Comme il y a environ autant de jeux de guerre sur PS2 que de soldats dans l'armée de n'importe quel pays développé, lorsqu'un titre sorti de nulle part décroche le statut convoité de "bonne surprise" indépendamment de sa réalisation graphique (à l'inverse d'un Black), c'est comme si un petit miracle venait de se produire. Rogue Trooper peut-il y prétendre ? Les petits hommes bleus sont-ils solubles à la machine ? Réponse dans ce test.

Tel un schtroumpf prêt à bondir, Rogue peut se plaquer contre des parois.

La guerre des schtroumpfs

Curieuse audace que celle de ce Rogue Trooper, jeu de guerre apocalyptique qui pourrait d’emblée passer pour un simple jeu de guerre apocalyptique de plus, mais qui se distingue bizarrement par un petit détail singulier, entre kitsch autoparodique et ringardise vintage : ses héros ne sont pas seulement boursouflés musculairement et virils jusqu’à la moelle, ils sont bleus. Oui, bleus. Comme des schtroumpfs. Mais sans bonnet blanc. Et armés jusqu’aux dents. Ce qui pourrait sembler ridicule finit en fait – et c’est là tout le sel de l’affaire - par occulter, à force de drôlerie volontaire ou non, l’anonymat latent de la facture scénaristique. Ou plutôt : le décalage produit apporte un nouvel éclairage sur ce scénario de série Z semblable à tant d’autres.

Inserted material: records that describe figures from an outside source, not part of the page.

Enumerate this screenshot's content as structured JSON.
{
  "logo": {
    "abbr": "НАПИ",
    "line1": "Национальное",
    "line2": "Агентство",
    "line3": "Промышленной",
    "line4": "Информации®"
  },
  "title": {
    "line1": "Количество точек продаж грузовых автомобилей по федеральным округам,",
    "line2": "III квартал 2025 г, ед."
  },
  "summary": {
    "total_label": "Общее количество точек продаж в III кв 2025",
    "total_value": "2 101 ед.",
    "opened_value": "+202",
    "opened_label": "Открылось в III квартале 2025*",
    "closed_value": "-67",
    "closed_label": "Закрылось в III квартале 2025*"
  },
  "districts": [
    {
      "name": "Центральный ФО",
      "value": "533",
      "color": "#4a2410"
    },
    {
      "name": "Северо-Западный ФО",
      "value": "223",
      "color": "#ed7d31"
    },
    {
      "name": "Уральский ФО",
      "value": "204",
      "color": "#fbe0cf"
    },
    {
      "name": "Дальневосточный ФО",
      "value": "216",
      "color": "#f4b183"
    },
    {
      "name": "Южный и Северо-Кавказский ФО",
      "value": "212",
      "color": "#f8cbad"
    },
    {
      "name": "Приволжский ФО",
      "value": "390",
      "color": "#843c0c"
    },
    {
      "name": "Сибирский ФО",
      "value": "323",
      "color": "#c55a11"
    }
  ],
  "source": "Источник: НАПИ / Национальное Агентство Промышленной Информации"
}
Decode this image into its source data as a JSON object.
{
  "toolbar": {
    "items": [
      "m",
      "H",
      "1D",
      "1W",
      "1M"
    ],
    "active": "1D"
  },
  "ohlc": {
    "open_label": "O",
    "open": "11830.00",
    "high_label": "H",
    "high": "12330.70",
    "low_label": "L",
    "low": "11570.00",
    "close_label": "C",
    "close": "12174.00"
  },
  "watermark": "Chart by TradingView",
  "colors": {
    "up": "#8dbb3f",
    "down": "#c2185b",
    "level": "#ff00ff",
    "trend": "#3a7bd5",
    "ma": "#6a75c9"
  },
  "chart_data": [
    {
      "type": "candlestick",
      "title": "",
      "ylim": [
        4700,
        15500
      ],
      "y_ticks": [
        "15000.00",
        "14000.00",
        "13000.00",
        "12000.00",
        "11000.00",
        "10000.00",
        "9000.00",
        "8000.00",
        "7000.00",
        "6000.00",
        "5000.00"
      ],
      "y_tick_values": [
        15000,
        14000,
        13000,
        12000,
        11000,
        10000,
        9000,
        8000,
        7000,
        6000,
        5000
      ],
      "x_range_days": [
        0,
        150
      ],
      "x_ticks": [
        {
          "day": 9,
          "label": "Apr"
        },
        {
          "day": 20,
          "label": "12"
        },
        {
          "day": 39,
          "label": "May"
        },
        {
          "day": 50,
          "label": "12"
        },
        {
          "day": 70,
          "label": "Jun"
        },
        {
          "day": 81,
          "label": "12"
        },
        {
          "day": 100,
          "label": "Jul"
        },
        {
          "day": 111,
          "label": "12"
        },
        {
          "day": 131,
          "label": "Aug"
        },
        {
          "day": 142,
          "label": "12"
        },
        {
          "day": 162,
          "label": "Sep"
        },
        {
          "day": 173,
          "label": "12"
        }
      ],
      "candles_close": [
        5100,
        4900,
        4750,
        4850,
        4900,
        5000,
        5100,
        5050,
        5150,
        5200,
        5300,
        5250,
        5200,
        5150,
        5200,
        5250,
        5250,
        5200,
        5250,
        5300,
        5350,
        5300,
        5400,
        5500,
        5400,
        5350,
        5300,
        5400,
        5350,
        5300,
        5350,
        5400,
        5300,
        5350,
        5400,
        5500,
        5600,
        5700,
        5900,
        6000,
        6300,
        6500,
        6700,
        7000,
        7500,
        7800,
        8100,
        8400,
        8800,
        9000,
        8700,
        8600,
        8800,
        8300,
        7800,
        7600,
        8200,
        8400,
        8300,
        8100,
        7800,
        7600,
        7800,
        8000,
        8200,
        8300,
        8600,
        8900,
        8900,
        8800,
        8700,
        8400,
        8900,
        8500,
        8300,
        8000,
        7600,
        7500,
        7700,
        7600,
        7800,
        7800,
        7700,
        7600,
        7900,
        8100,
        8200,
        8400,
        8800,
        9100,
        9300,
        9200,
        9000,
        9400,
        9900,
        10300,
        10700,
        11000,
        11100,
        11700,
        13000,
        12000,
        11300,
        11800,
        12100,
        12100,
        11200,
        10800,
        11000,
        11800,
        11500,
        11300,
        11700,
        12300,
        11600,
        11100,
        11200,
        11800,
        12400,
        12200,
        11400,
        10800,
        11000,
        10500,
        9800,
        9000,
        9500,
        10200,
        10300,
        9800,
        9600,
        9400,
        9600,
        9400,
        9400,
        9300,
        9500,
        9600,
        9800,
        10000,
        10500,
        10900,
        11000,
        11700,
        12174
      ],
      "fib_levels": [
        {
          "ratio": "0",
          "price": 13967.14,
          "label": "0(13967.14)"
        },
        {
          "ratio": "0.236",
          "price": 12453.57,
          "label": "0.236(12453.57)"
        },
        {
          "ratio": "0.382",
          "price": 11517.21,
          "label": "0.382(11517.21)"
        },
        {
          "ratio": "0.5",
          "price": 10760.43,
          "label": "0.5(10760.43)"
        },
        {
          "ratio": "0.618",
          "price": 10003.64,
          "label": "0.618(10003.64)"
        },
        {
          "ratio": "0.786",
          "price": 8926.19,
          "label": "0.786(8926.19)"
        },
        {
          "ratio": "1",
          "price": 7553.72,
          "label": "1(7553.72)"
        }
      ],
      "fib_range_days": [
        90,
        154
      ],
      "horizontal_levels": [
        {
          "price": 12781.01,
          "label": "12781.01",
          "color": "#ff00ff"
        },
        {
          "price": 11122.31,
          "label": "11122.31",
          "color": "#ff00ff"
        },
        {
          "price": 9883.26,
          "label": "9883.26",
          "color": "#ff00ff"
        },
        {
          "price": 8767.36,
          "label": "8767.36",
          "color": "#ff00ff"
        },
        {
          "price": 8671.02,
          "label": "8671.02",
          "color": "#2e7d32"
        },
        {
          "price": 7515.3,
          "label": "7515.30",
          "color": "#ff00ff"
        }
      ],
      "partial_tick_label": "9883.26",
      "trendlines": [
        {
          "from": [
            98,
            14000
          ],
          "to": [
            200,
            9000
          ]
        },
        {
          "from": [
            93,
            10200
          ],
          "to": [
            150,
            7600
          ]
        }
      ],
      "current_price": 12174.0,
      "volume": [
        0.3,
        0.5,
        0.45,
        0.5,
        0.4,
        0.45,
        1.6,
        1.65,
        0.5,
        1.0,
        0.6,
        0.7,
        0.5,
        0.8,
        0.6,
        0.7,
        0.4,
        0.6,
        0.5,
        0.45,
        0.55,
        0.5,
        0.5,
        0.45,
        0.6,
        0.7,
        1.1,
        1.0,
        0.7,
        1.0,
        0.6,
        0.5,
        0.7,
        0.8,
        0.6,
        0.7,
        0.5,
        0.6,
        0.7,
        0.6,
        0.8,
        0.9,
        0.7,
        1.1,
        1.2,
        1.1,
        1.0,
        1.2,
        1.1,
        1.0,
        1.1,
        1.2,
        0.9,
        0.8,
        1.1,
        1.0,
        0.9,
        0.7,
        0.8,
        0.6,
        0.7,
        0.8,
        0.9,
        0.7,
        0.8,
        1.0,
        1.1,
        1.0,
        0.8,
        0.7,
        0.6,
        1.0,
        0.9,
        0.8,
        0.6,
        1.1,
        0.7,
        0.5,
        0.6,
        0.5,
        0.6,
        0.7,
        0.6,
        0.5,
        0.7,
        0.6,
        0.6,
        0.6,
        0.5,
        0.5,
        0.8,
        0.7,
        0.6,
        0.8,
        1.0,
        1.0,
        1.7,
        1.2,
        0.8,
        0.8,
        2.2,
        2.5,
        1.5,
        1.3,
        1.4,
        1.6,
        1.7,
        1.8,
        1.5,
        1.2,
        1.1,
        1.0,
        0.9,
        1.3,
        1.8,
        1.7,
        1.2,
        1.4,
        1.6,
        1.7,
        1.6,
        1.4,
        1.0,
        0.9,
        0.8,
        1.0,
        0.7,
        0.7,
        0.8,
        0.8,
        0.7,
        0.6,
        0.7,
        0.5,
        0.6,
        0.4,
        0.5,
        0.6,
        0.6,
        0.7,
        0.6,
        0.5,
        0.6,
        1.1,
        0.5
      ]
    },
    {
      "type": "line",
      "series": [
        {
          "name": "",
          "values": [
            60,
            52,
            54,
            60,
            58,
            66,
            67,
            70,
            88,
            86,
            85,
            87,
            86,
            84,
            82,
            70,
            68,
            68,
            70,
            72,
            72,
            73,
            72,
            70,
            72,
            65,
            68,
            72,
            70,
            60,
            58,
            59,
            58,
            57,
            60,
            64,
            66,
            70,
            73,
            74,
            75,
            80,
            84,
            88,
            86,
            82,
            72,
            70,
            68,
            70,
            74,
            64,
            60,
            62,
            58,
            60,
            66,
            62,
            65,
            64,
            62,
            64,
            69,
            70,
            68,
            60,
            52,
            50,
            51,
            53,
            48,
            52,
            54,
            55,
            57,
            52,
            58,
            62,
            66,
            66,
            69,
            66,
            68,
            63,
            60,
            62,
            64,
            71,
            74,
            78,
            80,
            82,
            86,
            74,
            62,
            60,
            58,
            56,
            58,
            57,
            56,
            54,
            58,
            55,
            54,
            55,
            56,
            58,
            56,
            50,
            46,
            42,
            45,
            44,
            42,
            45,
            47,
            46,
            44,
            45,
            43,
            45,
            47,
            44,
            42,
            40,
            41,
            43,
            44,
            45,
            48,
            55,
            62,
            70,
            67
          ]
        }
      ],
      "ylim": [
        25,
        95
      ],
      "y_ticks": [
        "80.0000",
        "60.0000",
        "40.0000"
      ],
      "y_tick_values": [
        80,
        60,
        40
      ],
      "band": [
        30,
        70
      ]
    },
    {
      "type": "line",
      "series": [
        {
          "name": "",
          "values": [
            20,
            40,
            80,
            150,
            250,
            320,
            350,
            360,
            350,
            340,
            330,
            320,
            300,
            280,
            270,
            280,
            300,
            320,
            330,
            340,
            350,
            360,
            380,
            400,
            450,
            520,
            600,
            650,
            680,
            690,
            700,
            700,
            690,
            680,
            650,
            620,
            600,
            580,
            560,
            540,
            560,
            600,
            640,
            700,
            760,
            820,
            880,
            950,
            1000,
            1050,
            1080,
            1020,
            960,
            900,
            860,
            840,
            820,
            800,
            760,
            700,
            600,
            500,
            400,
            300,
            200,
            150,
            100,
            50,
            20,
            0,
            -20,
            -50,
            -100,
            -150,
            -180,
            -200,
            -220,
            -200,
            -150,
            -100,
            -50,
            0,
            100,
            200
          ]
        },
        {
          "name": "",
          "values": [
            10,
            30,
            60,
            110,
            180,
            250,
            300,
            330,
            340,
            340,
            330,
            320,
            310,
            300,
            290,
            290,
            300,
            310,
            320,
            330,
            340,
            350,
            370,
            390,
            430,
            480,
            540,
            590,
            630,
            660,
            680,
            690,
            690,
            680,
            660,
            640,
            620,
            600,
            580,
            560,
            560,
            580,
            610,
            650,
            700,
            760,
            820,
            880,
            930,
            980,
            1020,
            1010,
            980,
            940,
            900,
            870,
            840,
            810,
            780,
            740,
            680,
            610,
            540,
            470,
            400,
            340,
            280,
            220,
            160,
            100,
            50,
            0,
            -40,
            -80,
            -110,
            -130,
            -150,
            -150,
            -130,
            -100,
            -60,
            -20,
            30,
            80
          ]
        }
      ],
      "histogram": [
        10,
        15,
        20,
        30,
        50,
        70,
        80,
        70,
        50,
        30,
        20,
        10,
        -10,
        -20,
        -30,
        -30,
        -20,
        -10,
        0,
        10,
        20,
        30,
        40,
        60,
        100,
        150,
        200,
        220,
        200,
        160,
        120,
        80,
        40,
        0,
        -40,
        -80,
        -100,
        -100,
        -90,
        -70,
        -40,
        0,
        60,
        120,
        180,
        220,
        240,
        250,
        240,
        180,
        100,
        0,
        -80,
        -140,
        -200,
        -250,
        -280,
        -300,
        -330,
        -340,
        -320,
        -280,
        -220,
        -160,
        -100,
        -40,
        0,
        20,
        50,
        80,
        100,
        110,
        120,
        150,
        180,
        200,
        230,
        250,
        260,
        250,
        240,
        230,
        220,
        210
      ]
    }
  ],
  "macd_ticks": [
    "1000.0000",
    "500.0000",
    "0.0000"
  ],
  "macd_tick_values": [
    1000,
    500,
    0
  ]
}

Votre ami Bagman se fait descendre. Pas grave : ils vous reste sa puce.

La dure vie du soldat immortel

Dans un futur pas si lointain, les Norts (les humains) se chamaillent avec les FGM (fantassins génétiquement modifiés) pour savoir lesquels sont le plus fort, et donc lesquels doivent prendre le contrôle du monde, qui d’ailleurs est dans un sale état, à force de faire la guerre. N’ayez crainte : vous n’aurez pas droit à un énième jeu se déroulant sur une terre en ruines. Votre terrain de jeu, cette fois, sera plutôt la néo-terre, vaste champ de bataille lunaire et désolé, jonché de cadavres pour la décoration. Ce qui revient un peu au même, certes. Mais là où Rogue Trooper innove, ou du moins tente d’innover, c’est en se débarrassant d’un petit détail qui pourrit la vie de soldats : la mort. Car les FGM, en plus d’être physiquement au top, sont immortels. Leur corps peut succomber, mais si leur puce interne est récupérée et implantée sur un corps en bon état, c’est une nouvelle vie qui commence. Du coup, Rogue, le héros que vous incarnez, sera bien vite accompagné par des camarades morts au terrain mais aptes à l’aider, via leur puces stockées sur votre fusil, votre casque ou autre...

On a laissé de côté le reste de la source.